Let us define a countable model $\cal{M}$ = $(M,+_M ,\cdot_M, <_M)$ of $Q$ (Robinson arithmetic) to have a (primitive) recursive presentation if $\cal{M}$ is isomorphic to $(\omega, \oplus, \otimes)$, where $\omega$ is the set of natural numbers, and $\oplus$, and $\otimes$ are (primitive) recursive functions.
Similarly we can define what it means for $\cal{M}$ to have a feasible presentation, by insisting that $\oplus$, and $\otimes$ are polynomial-time computable functions (and representing natural numbers by their base-2 representations).
Questions.
(1) Is there a nonstandard model of the fragment IOpen of $PA$ with a feasible presentation? IOpen is a subsystem of Peano arithmetic whose induction axioms are limited to open (quantifier free) formulae.
(2) Suppose a model $\cal{M}$ of IOpen has a recursive (i.e., computable) presentation, does $\cal{M}$ also a primitive recursive presentation? If so, and the answer to (1) is positive, does it have a feasible presentation?
Motivation for the Questions.
Shepherdson (1967) showed that (a) models of IOpen are precisely the integer parts of real closed fields; and (b) in contrast to $PA$, there are nonstandard models of IOpen that have a recursive presentation.
As shown in this paper (which appeared in Theor. Comp. Sci. 2017), in certain classes of structures the notion of having a recursive presentation coincides with the notion of having a primitive recursive presentation; and in some other classes of structures, these two notions diverge (but the paper does not address the status of models of arithmetic).

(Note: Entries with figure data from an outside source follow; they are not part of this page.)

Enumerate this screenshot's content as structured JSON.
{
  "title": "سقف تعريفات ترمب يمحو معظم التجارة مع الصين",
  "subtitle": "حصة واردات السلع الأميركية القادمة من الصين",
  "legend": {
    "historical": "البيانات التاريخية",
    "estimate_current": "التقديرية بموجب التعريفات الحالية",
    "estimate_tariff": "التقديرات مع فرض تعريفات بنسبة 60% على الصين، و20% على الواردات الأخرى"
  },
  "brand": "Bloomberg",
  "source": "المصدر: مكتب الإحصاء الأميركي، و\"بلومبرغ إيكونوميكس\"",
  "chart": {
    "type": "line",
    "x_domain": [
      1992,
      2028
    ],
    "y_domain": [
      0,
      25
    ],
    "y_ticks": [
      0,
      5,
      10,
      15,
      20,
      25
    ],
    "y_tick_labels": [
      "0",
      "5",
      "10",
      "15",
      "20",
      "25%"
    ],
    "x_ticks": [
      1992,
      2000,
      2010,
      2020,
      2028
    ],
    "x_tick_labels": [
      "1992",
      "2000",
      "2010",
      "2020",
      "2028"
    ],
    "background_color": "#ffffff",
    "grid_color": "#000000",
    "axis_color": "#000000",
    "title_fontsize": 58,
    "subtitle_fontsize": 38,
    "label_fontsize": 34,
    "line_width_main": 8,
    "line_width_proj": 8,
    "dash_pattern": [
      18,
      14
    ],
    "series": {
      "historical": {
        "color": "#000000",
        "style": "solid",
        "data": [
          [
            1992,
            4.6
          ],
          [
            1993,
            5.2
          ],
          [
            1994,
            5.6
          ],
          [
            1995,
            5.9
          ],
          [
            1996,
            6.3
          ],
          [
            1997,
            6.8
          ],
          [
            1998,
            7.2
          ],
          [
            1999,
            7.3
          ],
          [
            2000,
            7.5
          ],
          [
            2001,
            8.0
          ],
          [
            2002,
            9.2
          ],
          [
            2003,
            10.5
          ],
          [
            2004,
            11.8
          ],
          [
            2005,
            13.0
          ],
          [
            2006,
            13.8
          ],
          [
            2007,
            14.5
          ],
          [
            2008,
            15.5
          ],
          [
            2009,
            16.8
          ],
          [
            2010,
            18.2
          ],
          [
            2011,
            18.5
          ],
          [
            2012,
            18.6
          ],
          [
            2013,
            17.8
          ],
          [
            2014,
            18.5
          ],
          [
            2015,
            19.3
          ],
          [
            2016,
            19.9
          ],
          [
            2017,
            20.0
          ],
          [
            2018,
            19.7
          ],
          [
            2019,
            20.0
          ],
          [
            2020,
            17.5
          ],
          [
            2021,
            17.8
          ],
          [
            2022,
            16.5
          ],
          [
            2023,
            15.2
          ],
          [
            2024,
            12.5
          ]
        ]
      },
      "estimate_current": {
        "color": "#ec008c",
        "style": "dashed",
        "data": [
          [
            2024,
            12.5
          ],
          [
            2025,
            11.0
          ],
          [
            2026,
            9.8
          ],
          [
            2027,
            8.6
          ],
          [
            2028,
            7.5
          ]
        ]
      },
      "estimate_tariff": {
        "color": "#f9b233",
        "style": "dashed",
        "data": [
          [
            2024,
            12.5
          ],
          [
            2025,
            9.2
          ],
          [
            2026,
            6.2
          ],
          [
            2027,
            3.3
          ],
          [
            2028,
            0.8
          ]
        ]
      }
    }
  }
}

Shepherdson's work was extended by a number of researchers, including Berarducci, Otero, Moniri, and most recently (to my knowledge) Mohsenipour, who constructed a recursive nonstandard model for IOpen with the GCD property and cofinal primes (in the reference below, he informed me that his construction results in a primitive recursive presentation).
Mohsenipour, Shahram, A recursive nonstandard model for open induction with GCD property and cofinal primes. (English summary) Logic in Tehran, 227–238, Lect. Notes Log., 26, Assoc. Symbol. Logic, La Jolla, CA, 2006.